I am going to analyse and optimize some C-Code and therefore I first have to check, whether the functions I want to optimize are memory-bound or cpu-bound. In general I know, how to do this, but I have some questions about counting Floating Point Operations and analysing the size of data, which is used. Look at the following for-loop, which I want to analyse. The values of the array are doubles (that means 8 Byte each):
for(int j=0 ;j<N;j++){
for(int i=1 ;i<Nt;i++){
matrix[j*Nt+i] = matrix[j*Nt+i-1] * mu + matrix[j*Nt+i]*sigma;
}
}
1) How many floating point operations do you count? I thought about 3*(Nt-1)*N... but do I have to count the operations within the arrays, too (matrix[j*Nt+i], which are 2 more FLOP for this array)?
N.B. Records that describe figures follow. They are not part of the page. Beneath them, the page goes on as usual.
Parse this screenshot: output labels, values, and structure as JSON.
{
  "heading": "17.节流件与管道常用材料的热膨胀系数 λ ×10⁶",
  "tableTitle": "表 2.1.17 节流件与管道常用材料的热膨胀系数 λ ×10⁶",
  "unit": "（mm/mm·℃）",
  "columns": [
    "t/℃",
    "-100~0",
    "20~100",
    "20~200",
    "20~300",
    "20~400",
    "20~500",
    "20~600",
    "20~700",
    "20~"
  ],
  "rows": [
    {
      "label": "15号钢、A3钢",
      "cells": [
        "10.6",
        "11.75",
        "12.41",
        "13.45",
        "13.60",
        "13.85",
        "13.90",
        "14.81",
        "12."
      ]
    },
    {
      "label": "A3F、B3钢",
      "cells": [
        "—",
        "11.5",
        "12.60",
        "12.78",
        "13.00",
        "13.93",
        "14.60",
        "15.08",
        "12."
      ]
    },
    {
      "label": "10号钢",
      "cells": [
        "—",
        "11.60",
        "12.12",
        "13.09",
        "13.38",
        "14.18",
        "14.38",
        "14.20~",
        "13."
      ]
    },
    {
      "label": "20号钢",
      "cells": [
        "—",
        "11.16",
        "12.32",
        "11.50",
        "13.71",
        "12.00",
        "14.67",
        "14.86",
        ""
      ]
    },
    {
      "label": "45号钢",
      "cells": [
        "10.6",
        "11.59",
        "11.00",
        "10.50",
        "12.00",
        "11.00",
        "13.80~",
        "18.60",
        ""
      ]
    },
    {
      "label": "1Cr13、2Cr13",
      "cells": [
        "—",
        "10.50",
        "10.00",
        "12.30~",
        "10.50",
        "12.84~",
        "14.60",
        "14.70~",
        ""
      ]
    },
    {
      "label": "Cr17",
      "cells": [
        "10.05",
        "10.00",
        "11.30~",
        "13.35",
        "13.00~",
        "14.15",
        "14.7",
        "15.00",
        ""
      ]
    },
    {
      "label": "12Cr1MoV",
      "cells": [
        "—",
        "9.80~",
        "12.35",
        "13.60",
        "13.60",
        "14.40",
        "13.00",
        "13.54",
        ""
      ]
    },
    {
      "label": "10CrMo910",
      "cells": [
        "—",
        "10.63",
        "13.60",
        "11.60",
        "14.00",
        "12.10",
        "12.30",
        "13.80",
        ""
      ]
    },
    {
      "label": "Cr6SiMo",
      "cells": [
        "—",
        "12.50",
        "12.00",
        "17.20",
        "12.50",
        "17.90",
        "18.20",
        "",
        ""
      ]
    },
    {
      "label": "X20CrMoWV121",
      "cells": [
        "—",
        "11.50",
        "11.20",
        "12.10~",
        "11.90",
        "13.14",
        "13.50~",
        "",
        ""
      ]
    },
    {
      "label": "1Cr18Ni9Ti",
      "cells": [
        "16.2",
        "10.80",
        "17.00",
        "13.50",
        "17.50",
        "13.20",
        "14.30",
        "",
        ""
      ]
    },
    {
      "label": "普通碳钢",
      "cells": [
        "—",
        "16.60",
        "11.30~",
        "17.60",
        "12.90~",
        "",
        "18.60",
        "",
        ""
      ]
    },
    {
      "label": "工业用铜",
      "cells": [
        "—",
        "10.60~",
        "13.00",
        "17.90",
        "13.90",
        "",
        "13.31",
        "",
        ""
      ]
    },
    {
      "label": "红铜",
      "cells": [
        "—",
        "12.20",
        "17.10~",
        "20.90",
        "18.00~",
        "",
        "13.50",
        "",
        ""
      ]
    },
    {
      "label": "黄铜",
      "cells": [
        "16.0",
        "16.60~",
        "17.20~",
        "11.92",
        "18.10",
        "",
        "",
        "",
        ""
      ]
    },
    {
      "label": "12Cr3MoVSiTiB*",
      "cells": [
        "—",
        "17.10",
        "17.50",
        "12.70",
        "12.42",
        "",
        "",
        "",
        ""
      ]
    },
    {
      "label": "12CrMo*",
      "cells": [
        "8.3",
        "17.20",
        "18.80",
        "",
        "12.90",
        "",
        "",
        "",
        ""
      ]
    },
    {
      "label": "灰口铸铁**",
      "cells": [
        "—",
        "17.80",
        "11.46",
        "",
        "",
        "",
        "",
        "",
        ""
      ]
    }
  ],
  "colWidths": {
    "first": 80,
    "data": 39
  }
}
2)How much data is transfered? 2* ((Nt-1)*N)8Byte or 3 ((Nt-1)*N)*8Byte. I mean, every entry of the matrix has to be loaded. After the calculation, the new values is saved to that index of the array (now these is 1load and 1 store). But this value is used for the next calculation. Is another load operations needed therefore, or is this value (matrix[j*Nt+i-1]) already available without a load operation?
Thx a lot!!!